La classe de Master 2 du Dr Marie-Pierre Gibert, Maître de Conférence en Anthropologie à la Faculté d'Anthropologie et de Sociologie de l'Université Lumière-Lyon 2, invite Samantha Barendson & Grégoire Damon a intervenir auprès d'étudiants qui ont préalablement analysé deux de leurs textes.
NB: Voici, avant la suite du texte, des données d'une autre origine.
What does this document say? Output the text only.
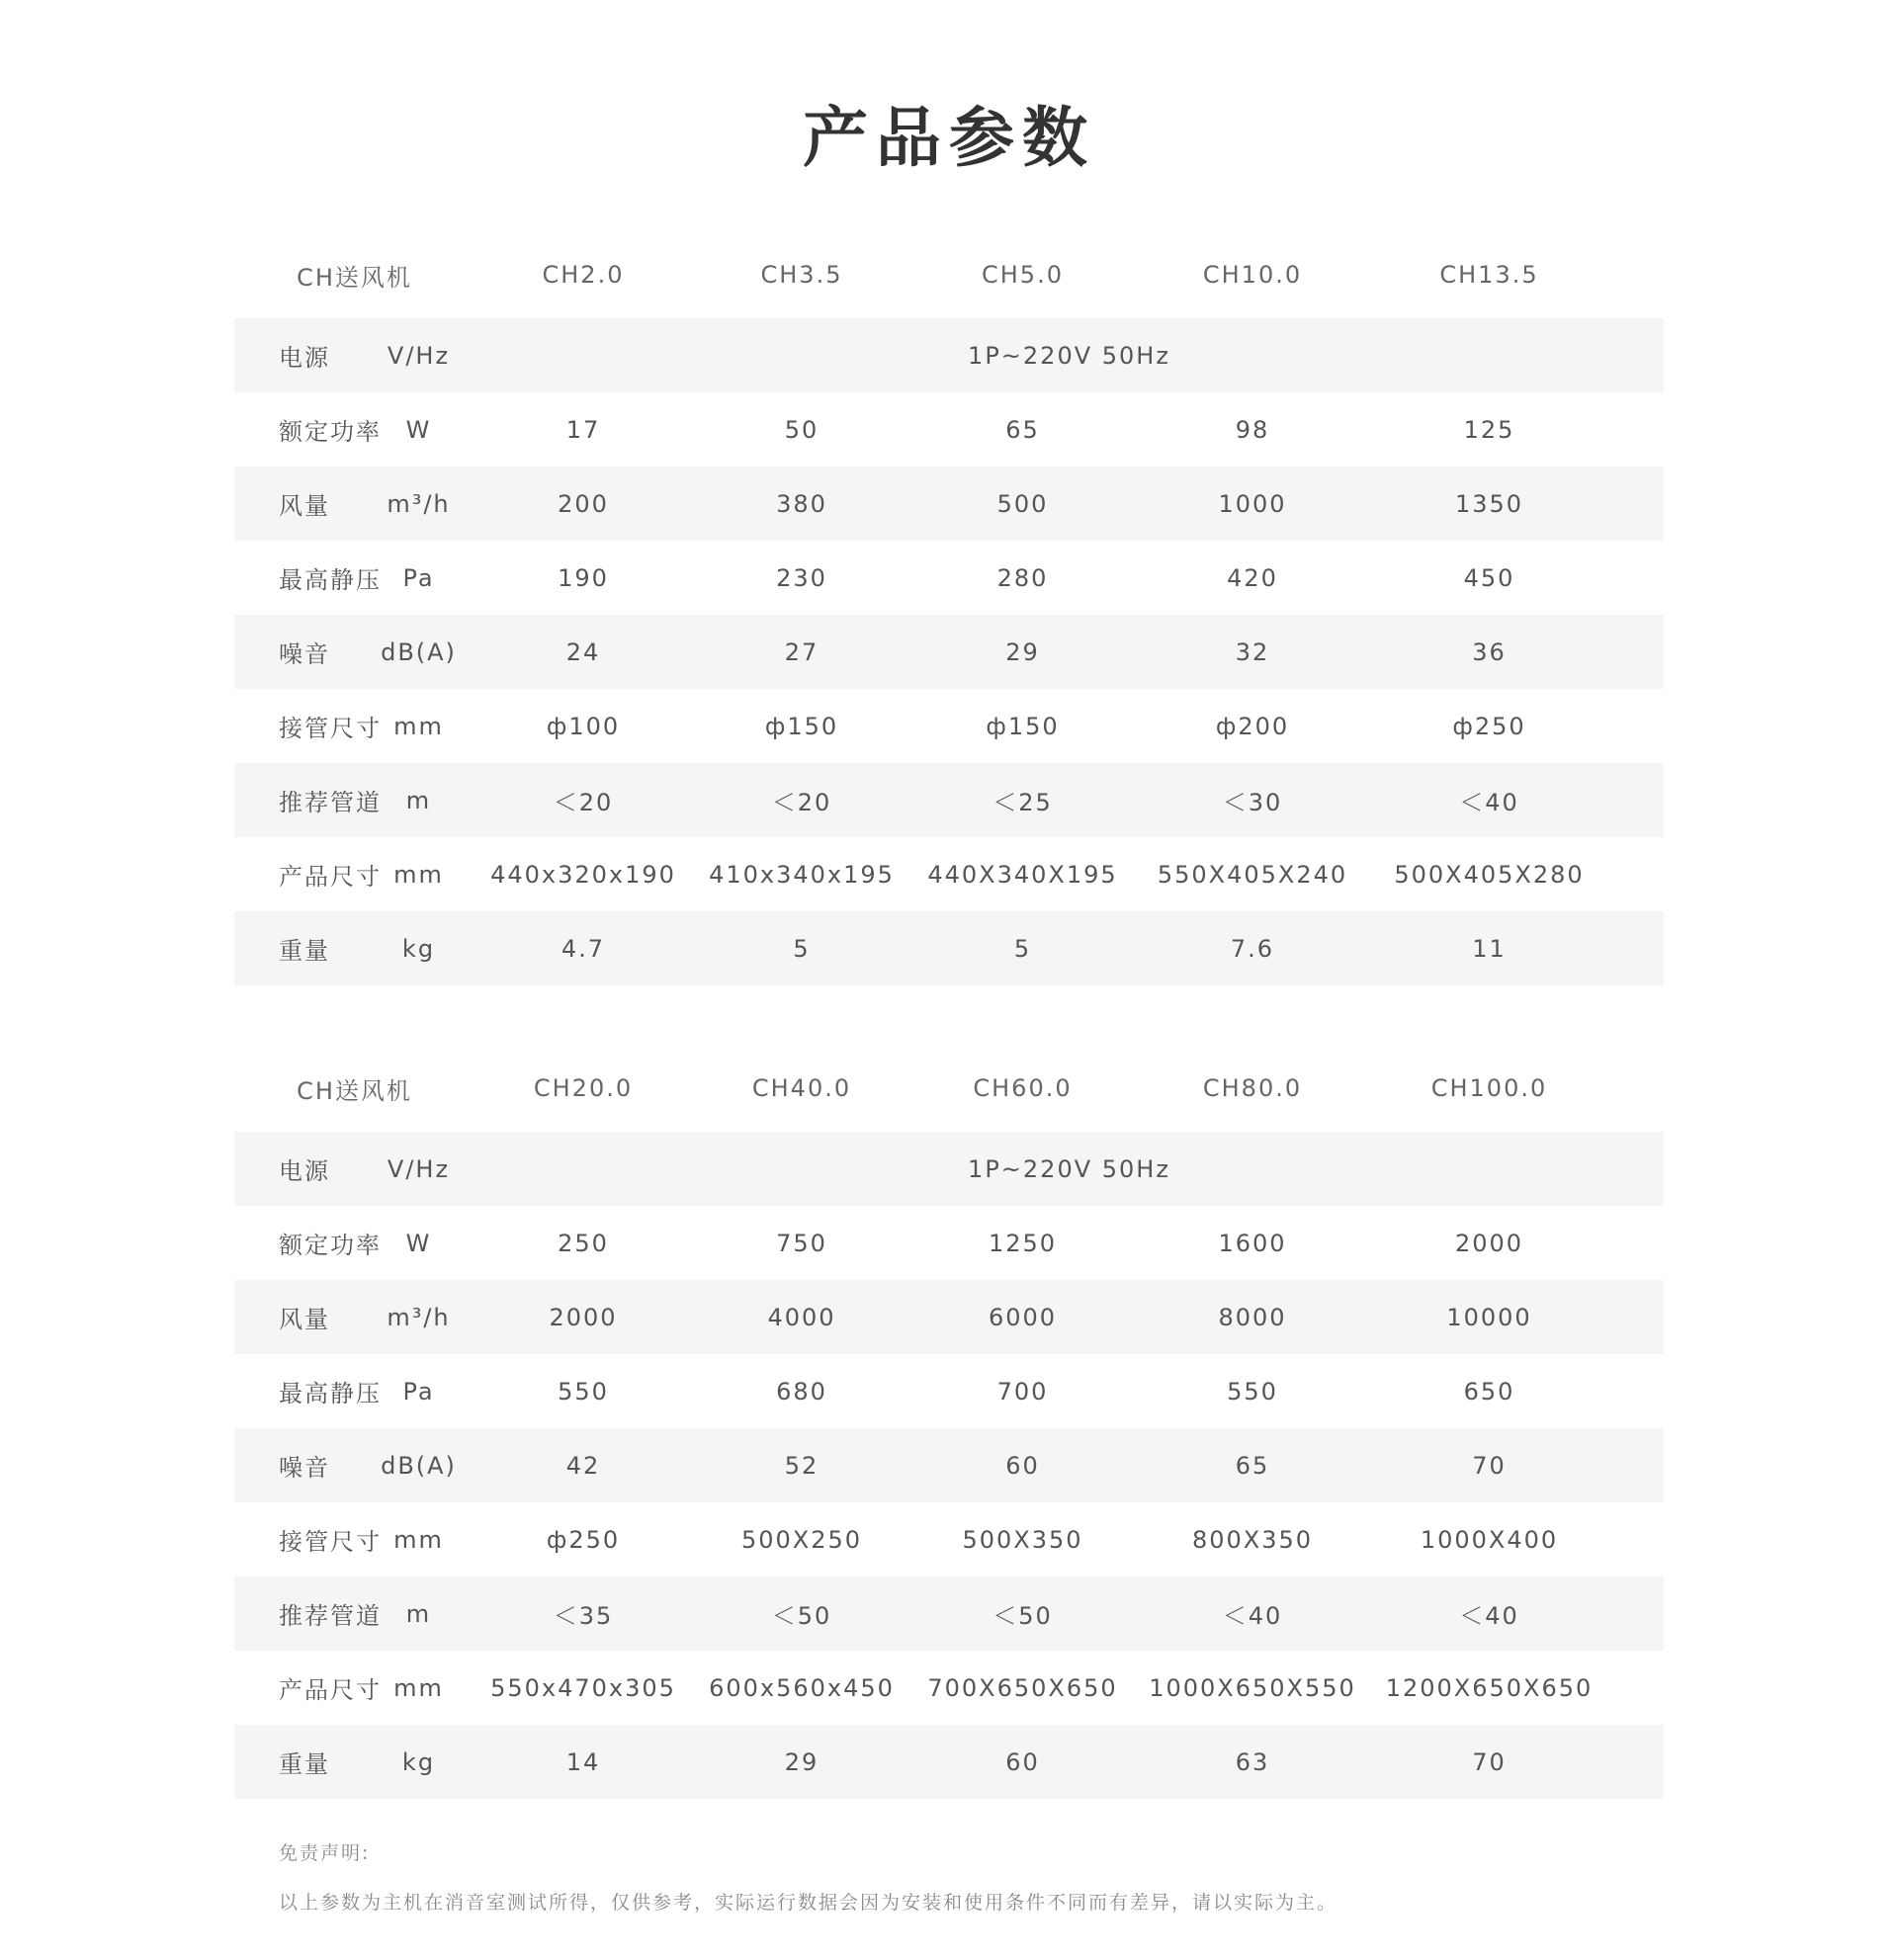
产品参数
CH送风机	CH2.0	CH3.5	CH5.0	CH10.0	CH13.5
电源	V/Hz	1P~220V 50Hz
额定功率	W	17	50	65	98	125
风量	m³/h	200	380	500	1000	1350
最高静压 Pa	190	230	280	420	450
噪音	dB(A)	24	27	29	32	36
接管尺寸 mm	ф100	ф150	ф150	ф200	ф250
推荐管道	m	＜20	＜20	＜25	＜30	＜40
产品尺寸 mm	440x320x190	410x340x195	440X340X195	550X405X240	500X405X280
重量	kg	4.7	5	5	7.6	11
CH送风机	CH20.0	CH40.0	CH60.0	CH80.0	CH100.0
电源	V/Hz	1P~220V 50Hz
额定功率	W	250	750	1250	1600	2000
风量	m³/h	2000	4000	6000	8000	10000
最高静压 Pa	550	680	700	550	650
噪音	dB(A)	42	52	60	65	70
接管尺寸 mm	ф250	500X250	500X350	800X350	1000X400
推荐管道	m	＜35	＜50	＜50	＜40	＜40
产品尺寸 mm	550x470x305	600x560x450	700X650X650	1000X650X550	1200X650X650
重量	kg	14	29	60	63	70
免责声明:
以上参数为主机在消音室测试所得，仅供参考，实际运行数据会因为安装和使用条件不同而有差异，请以实际为主。
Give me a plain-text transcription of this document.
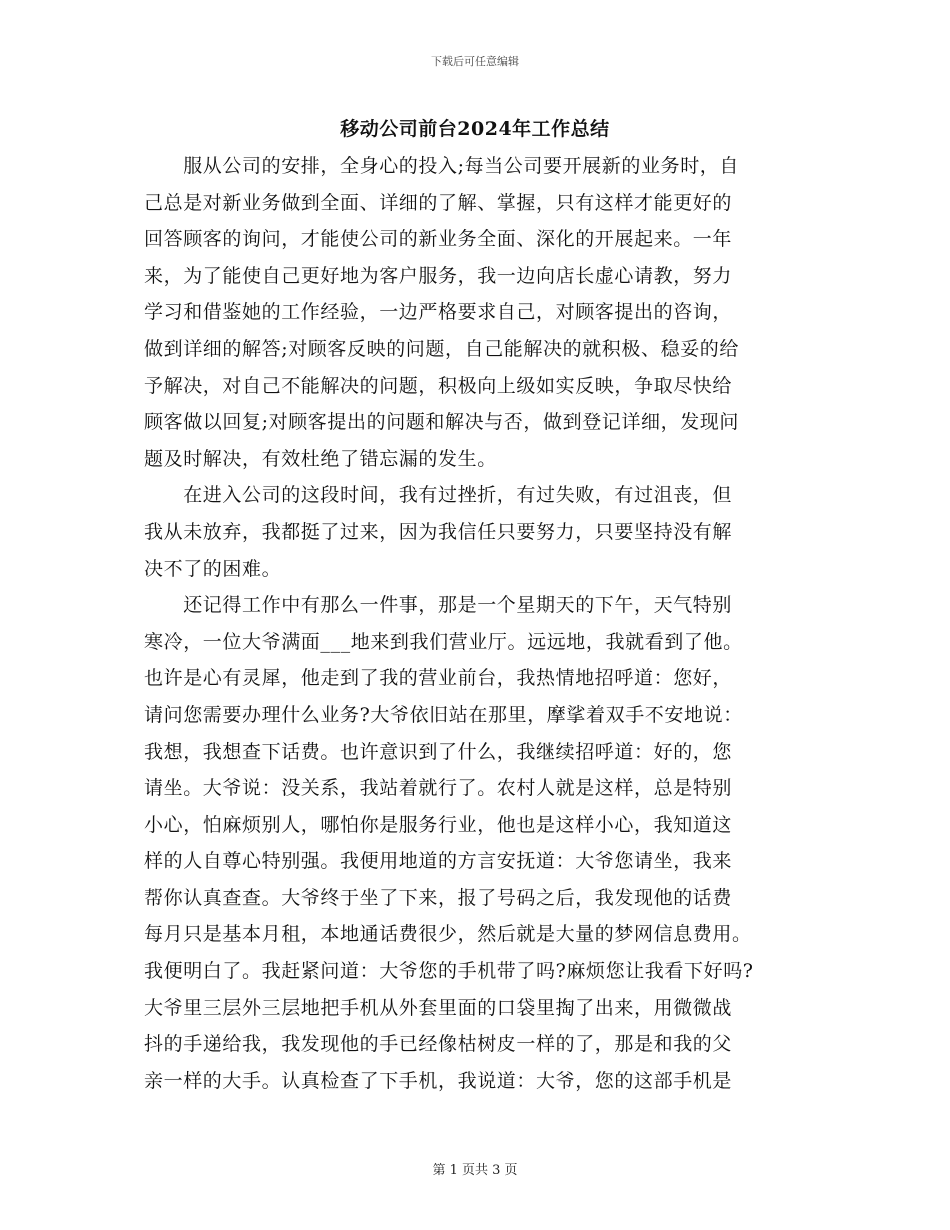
下载后可任意编辑
移动公司前台2024年工作总结
　　服从公司的安排，全身心的投入;每当公司要开展新的业务时，自
己总是对新业务做到全面、详细的了解、掌握，只有这样才能更好的
回答顾客的询问，才能使公司的新业务全面、深化的开展起来。一年
来，为了能使自己更好地为客户服务，我一边向店长虚心请教，努力
学习和借鉴她的工作经验，一边严格要求自己，对顾客提出的咨询，
做到详细的解答;对顾客反映的问题，自己能解决的就积极、稳妥的给
予解决，对自己不能解决的问题，积极向上级如实反映，争取尽快给
顾客做以回复;对顾客提出的问题和解决与否，做到登记详细，发现问
题及时解决，有效杜绝了错忘漏的发生。
　　在进入公司的这段时间，我有过挫折，有过失败，有过沮丧，但
我从未放弃，我都挺了过来，因为我信任只要努力，只要坚持没有解
决不了的困难。
　　还记得工作中有那么一件事，那是一个星期天的下午，天气特别
寒冷，一位大爷满面___地来到我们营业厅。远远地，我就看到了他。
也许是心有灵犀，他走到了我的营业前台，我热情地招呼道：您好，
请问您需要办理什么业务?大爷依旧站在那里，摩挲着双手不安地说：
我想，我想查下话费。也许意识到了什么，我继续招呼道：好的，您
请坐。大爷说：没关系，我站着就行了。农村人就是这样，总是特别
小心，怕麻烦别人，哪怕你是服务行业，他也是这样小心，我知道这
样的人自尊心特别强。我便用地道的方言安抚道：大爷您请坐，我来
帮你认真查查。大爷终于坐了下来，报了号码之后，我发现他的话费
每月只是基本月租，本地通话费很少，然后就是大量的梦网信息费用。
我便明白了。我赶紧问道：大爷您的手机带了吗?麻烦您让我看下好吗?
大爷里三层外三层地把手机从外套里面的口袋里掏了出来，用微微战
抖的手递给我，我发现他的手已经像枯树皮一样的了，那是和我的父
亲一样的大手。认真检查了下手机，我说道：大爷，您的这部手机是
第 1 页共 3 页
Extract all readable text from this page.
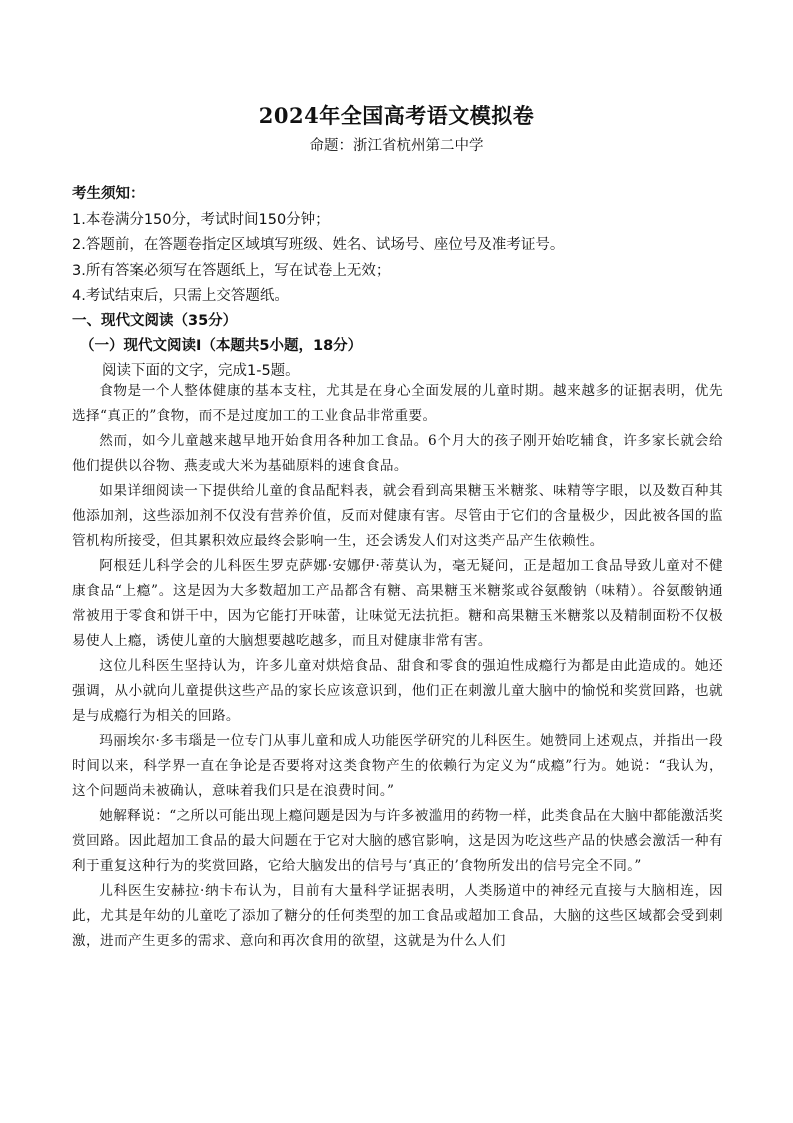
2024年全国高考语文模拟卷
命题：浙江省杭州第二中学
考生须知：
1.本卷满分150分，考试时间150分钟；
2.答题前，在答题卷指定区域填写班级、姓名、试场号、座位号及准考证号。
3.所有答案必须写在答题纸上，写在试卷上无效；
4.考试结束后，只需上交答题纸。
一、现代文阅读（35分）
（一）现代文阅读Ⅰ（本题共5小题，18分）
阅读下面的文字，完成1-5题。

食物是一个人整体健康的基本支柱，尤其是在身心全面发展的儿童时期。越来越多的证据表明，优先选择“真正的”食物，而不是过度加工的工业食品非常重要。

然而，如今儿童越来越早地开始食用各种加工食品。6个月大的孩子刚开始吃辅食，许多家长就会给他们提供以谷物、燕麦或大米为基础原料的速食食品。

如果详细阅读一下提供给儿童的食品配料表，就会看到高果糖玉米糖浆、味精等字眼，以及数百种其他添加剂，这些添加剂不仅没有营养价值，反而对健康有害。尽管由于它们的含量极少，因此被各国的监管机构所接受，但其累积效应最终会影响一生，还会诱发人们对这类产品产生依赖性。

阿根廷儿科学会的儿科医生罗克萨娜·安娜伊·蒂莫认为，毫无疑问，正是超加工食品导致儿童对不健康食品“上瘾”。这是因为大多数超加工产品都含有糖、高果糖玉米糖浆或谷氨酸钠（味精）。谷氨酸钠通常被用于零食和饼干中，因为它能打开味蕾，让味觉无法抗拒。糖和高果糖玉米糖浆以及精制面粉不仅极易使人上瘾，诱使儿童的大脑想要越吃越多，而且对健康非常有害。

这位儿科医生坚持认为，许多儿童对烘焙食品、甜食和零食的强迫性成瘾行为都是由此造成的。她还强调，从小就向儿童提供这些产品的家长应该意识到，他们正在刺激儿童大脑中的愉悦和奖赏回路，也就是与成瘾行为相关的回路。

玛丽埃尔·多韦瑙是一位专门从事儿童和成人功能医学研究的儿科医生。她赞同上述观点，并指出一段时间以来，科学界一直在争论是否要将对这类食物产生的依赖行为定义为“成瘾”行为。她说：“我认为，这个问题尚未被确认，意味着我们只是在浪费时间。”

她解释说：“之所以可能出现上瘾问题是因为与许多被滥用的药物一样，此类食品在大脑中都能激活奖赏回路。因此超加工食品的最大问题在于它对大脑的感官影响，这是因为吃这些产品的快感会激活一种有利于重复这种行为的奖赏回路，它给大脑发出的信号与‘真正的’食物所发出的信号完全不同。”

儿科医生安赫拉·纳卡布认为，目前有大量科学证据表明，人类肠道中的神经元直接与大脑相连，因此，尤其是年幼的儿童吃了添加了糖分的任何类型的加工食品或超加工食品，大脑的这些区域都会受到刺激，进而产生更多的需求、意向和再次食用的欲望，这就是为什么人们
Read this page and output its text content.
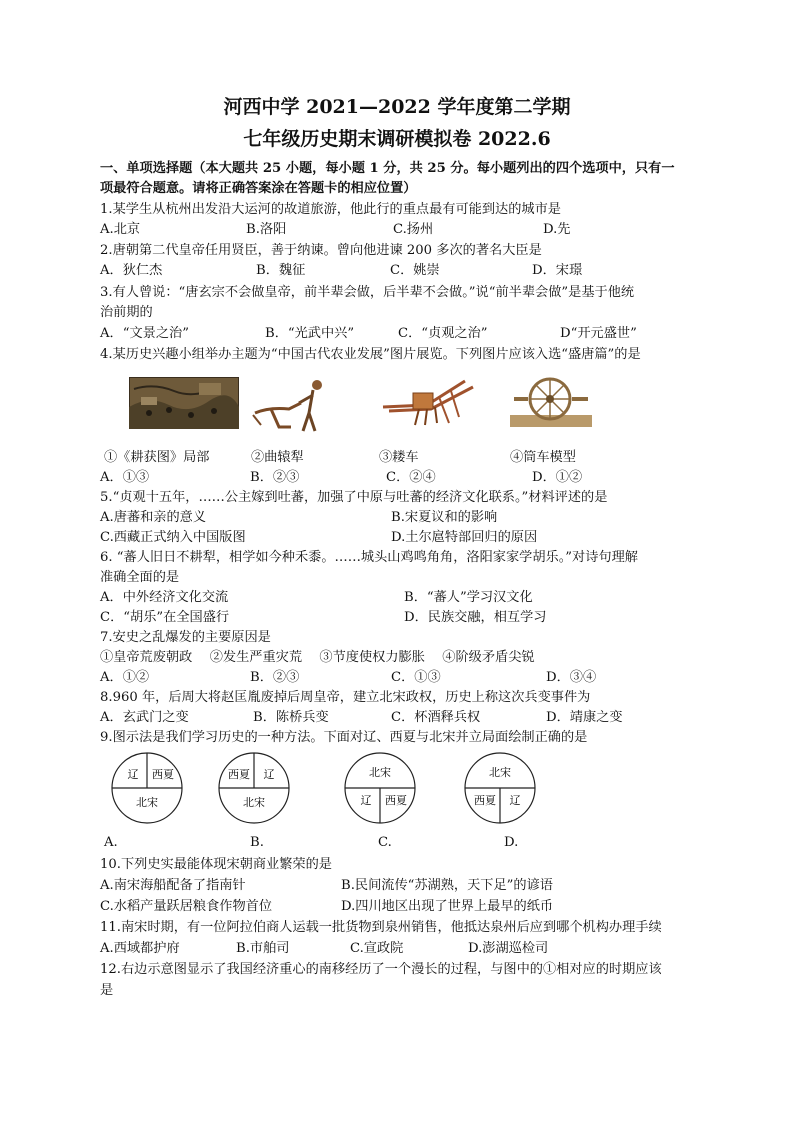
河西中学 2021—2022 学年度第二学期
七年级历史期末调研模拟卷 2022.6
一、单项选择题（本大题共 25 小题，每小题 1 分，共 25 分。每小题列出的四个选项中，只有一
项最符合题意。请将正确答案涂在答题卡的相应位置）
1.某学生从杭州出发沿大运河的故道旅游，他此行的重点最有可能到达的城市是
A.北京	B.洛阳	C.扬州	D.先
2.唐朝第二代皇帝任用贤臣，善于纳谏。曾向他进谏 200 多次的著名大臣是
A．狄仁杰	B．魏征	C．姚崇	D．宋璟
3.有人曾说：“唐玄宗不会做皇帝，前半辈会做，后半辈不会做。”说“前半辈会做”是基于他统
治前期的
A．“文景之治”	B．“光武中兴”	C．“贞观之治”	D“开元盛世”
4.某历史兴趣小组举办主题为“中国古代农业发展”图片展览。下列图片应该入选“盛唐篇”的是
①《耕获图》局部	②曲辕犁	③耧车	④筒车模型
A．①③	B．②③	C．②④	D．①②
5.“贞观十五年，……公主嫁到吐蕃，加强了中原与吐蕃的经济文化联系。”材料评述的是
A.唐蕃和亲的意义	B.宋夏议和的影响
C.西藏正式纳入中国版图	D.土尔扈特部回归的原因
6. “蕃人旧日不耕犁，相学如今种禾黍。……城头山鸡鸣角角，洛阳家家学胡乐。”对诗句理解
准确全面的是
A．中外经济文化交流	B．“蕃人”学习汉文化
C．“胡乐”在全国盛行	D．民族交融，相互学习
7.安史之乱爆发的主要原因是
①皇帝荒废朝政　 ②发生严重灾荒　 ③节度使权力膨胀　 ④阶级矛盾尖锐
A．①②	B．②③	C．①③	D．③④
8.960 年，后周大将赵匡胤废掉后周皇帝，建立北宋政权，历史上称这次兵变事件为
A．玄武门之变	B．陈桥兵变	C．杯酒释兵权	D．靖康之变
9.图示法是我们学习历史的一种方法。下面对辽、西夏与北宋并立局面绘制正确的是
辽 西夏
北宋
西夏 辽
北宋
北宋
辽 西夏
北宋
西夏 辽
A.	B.	C.	D.
10.下列史实最能体现宋朝商业繁荣的是
A.南宋海船配备了指南针	B.民间流传“苏湖熟，天下足”的谚语
C.水稻产量跃居粮食作物首位	D.四川地区出现了世界上最早的纸币
11.南宋时期，有一位阿拉伯商人运载一批货物到泉州销售，他抵达泉州后应到哪个机构办理手续
A.西域都护府	B.市舶司	C.宣政院	D.澎湖巡检司
12.右边示意图显示了我国经济重心的南移经历了一个漫长的过程，与图中的①相对应的时期应该
是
Déménagements (de Samantha Barendson)

Elle n’a pas perdu les eaux, enceinte sur le bateau, je suis née à Espagne plutôt qu’en Argentine. De Barcelone à Madrid, ils ont perdu des sous, un commerce, un café et quelques dettes de jeu. De Madrid à Buenos Aires, ils ont perdu le reste, les bijoux, les billets et la petite monnaie. De Buenos Aires à México, elle a perdu mon père, les photos, les objets et tous les souvenirs. De México à Neuilly, j’ai perdu mon enfance, mes amis, mon école, ma maîtresse, mes poupées, leur maison, mes nounours, mes Lego, mon idiome, mes jouets et toutes mes habitudes. De Neuilly à Melun, j’ai perdu mon temps, à aimer des enfants que je ne verrais plus. De Melun à Lyon, j’ai perdu la campagne, les prairies, les ruisseaux, l’aventure, les bouquets de primevères, les coquelicots sauvages, la Vogue en septembre, le lac ou l’on patine, les chats que l’on poursuit, les ruelles voisines, les enfants dans la boue, les piles de magazines, les bonbons dérobés, les amours enfantines. De Lyon 9 à Lyon 3, j’ai perdu mon appareil dentaire et mon adolescence, mes deux chats, ma mère et ses petits plats, l’argent de poche, les lessives et les grasses matinées. De Lyon 3 à Lyon 7, j’ai perdu un cocker, un sofa, quelques bières, un petit rat. De Lyon 7 à Lyon 5, j’ai perdu une pile d’assiettes, un bol et quelques tasses, un chaton, un autre canapé, un ami argentin, un matelas, un sommier et six boules de naphtaline. De Lyon 5 à Lyon 1, j’ai perdu une mezzanine en bois, un ficus desséché, une paire de collants rouges et une boîte d’aspirine, une pointure, trois kilos, un centième à l’œil droit et deux tailles de pantalon. De Lyon 1 à Lyon 2, j’ai perdu un chauffage, un matelas et même deux tatamis, une sacoche, des bouquins et deux-cents grammes de riz. De Lyon 2 à Lyon 4, j’ai perdu un canapé Louis XV, des pans de toile de Jouy, un miroir renaissance, un DVD de Sissi, des rideaux rose-fille, des coussins assortis, un lustre de princesse, quelques grains de folie. À Lyon 4, j’ai perdu l’envie de déménager.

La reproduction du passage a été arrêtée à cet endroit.